' ' Cinema Romantico: A Prophet

Thursday, March 11, 2010

A Prophet

Life is a knowing mistress. The last movie I saw before viewing "A Prophet" in the theater was a re-watching of Spike Lee's "The 25th Hour". In that film Edward Norton's Monty Brogan is celebrating one final night of freedom before commencing a 7 year prison sentence. Monty pulls no punches regarding the scary reality that awaits. "I'm not gonna make it," he says flatly. "There's a thousand guys up there who are harder than me. Those guys are gonna use me up and end me." The movie ends as Monty departs to serve his sentence.

"A Prophet", the 2009 French film nominated for an Oscar for Best Foreign Language Film, starts with 19 year old Malik El Djebena (Tahar Rahim), an Arab born in France, entering prison for a 6 year sentence. His reasons for being there are barely addressed. He has one line about being "innocent" but it is never explored. These issues are not relevant. The fact he is there is all that matters. He has no friends, apparently, on the outside and, more importantly, no friends on the inside. Early on he is beat up and his shoes are stolen. He cannot read or write. He cowers in his dank cell. He does not seem long for this world.

The inmate next to Malik is of utmost importance to the Corsican crime boss, the most well dressed man in the yard, Cesar Luciani (Niels Arestrup, so restrained until the situation demands escalation) who essentially has run of the prison. This inmate (Hichem Yacoubi) is set to testify against Cesar's Corsican cohorts. Thus, Cesar seeks out Malik and explains he will kill this witness, or be killed himself. These are the only options. You may have read about this murder. It is brutal, it is unflinching, there are no cutaways and there is no music (no music for the whole first half-hour) to provide release. It is just there. The movie, however, directed by Jacques Audiard, does not rush into this development. It allows Malik to take a very deliberate and realistic path to it.

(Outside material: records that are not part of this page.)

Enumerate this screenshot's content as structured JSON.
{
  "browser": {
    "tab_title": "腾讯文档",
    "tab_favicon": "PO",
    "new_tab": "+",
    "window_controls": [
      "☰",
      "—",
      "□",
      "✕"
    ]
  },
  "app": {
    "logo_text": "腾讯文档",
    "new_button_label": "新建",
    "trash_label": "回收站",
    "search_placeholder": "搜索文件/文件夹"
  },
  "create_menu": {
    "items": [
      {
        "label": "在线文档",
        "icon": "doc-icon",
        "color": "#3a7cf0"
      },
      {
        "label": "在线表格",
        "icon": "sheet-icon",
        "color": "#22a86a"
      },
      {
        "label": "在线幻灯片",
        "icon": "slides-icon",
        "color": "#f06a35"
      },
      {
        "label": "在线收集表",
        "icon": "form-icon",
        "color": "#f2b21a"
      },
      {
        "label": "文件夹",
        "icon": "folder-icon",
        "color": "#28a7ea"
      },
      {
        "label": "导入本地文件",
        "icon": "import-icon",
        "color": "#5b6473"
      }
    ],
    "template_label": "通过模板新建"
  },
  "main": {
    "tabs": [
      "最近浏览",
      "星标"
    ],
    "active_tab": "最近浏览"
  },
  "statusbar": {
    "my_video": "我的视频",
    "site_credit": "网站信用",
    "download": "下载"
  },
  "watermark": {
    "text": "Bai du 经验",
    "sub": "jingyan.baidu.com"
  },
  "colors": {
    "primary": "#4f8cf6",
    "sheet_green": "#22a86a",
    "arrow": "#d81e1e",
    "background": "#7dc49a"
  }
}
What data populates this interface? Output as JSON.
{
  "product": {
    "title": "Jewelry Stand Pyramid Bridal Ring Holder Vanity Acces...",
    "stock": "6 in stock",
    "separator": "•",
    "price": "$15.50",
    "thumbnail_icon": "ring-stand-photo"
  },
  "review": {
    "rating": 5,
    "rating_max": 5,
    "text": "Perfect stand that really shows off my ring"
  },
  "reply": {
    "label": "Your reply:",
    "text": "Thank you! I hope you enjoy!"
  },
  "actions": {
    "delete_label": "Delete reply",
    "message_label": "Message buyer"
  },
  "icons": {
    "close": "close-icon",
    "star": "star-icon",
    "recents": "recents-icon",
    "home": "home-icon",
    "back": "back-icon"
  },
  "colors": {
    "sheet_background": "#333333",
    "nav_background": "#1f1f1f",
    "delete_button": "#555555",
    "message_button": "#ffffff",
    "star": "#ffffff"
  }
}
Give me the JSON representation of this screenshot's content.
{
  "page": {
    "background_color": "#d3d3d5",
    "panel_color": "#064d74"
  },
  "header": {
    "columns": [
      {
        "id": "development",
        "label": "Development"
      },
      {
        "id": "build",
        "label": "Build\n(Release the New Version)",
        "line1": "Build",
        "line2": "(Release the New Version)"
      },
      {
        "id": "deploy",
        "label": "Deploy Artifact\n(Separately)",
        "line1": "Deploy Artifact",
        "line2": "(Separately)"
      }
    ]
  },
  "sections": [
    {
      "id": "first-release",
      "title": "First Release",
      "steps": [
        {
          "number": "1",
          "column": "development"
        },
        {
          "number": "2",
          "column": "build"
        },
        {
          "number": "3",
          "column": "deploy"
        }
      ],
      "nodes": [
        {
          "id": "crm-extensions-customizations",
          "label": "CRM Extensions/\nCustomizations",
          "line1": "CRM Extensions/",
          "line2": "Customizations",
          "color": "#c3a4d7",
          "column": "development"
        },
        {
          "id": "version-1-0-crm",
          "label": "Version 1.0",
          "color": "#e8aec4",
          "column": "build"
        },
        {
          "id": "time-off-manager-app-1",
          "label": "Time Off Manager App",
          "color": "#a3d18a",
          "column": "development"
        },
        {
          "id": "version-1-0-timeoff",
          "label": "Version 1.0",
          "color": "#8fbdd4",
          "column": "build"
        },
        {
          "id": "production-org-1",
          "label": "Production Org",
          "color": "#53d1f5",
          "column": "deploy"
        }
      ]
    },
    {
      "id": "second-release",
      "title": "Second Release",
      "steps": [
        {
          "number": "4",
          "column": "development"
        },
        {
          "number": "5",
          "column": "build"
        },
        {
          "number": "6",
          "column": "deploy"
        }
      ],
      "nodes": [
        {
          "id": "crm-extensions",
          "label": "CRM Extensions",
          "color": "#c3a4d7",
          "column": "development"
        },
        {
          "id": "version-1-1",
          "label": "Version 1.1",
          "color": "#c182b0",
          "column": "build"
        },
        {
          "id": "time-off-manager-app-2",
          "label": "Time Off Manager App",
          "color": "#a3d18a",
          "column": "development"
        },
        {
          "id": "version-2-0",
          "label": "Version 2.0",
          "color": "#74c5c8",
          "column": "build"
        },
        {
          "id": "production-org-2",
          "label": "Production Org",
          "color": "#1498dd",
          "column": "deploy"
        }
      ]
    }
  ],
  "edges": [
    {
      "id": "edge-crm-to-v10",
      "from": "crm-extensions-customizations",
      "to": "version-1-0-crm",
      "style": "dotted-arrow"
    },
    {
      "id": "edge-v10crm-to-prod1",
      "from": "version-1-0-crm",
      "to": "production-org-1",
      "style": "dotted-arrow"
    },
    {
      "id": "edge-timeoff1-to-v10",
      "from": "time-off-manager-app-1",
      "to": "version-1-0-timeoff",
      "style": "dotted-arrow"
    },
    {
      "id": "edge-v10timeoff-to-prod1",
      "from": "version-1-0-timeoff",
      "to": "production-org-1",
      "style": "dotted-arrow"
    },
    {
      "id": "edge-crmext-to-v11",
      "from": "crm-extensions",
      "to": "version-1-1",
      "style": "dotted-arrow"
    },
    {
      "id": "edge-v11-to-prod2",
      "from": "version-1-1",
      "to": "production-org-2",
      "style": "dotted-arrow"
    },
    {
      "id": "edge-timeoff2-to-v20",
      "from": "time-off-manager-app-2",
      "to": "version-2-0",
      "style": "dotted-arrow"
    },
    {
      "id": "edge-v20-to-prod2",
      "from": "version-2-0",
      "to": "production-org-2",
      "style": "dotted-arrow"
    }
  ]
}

Once Malik has finished this task he is granted protection from Cesar, though with protection also comes ownership. He turns into Cesar's errand and/or whipping boy. At the same time he makes friends with Ryad (Adel Bencherif), whose sentence is nearly up, and begins to learn how to read while also teaching himself the language of the Corsicans as he is in there presence every day. He becomes allies with another inmate, Jordi (Reda Kateb), a low level drug dealer, and the two of them form a criminal alliance separate from the thugs to whom Malik owes his debt.

There is more than a whiff of a French Henry Hill ("Goodfellas") floating through the proceedings, a young man's rise through the criminal ranks, scored to hard-hitting pop songs, serving an older crime lord while forging something, whether good or bad, for himself. "A Prophet", however, is much more matter of fact and the view is decidedly anti-romantic. Certainly Malik's status and circumstances improve as the film progresses but its look - even when he is granted various day-long leaves to attend to business matters - is gray and grimy.

Yet through it all, despite all the hard-edged decisions he has to make, empathy for Malik is maintained. Maybe it's because most of us know if we had to stand there on that first day of prison we would assume we would never make it, that there's a thousand guys (probably every single guy, in my case) up there who are harder than us and that are gonna use us up and end us. The film has allusions to the prophet of the title with Malik's occasional visions and with the ghost of the man he has killed hovering over him but the film seems to know the other-worldly cannot compete with our most primal and primitive need of survival and that even at our most primitive we will never be able to curb our need of always wanting just a little bit more.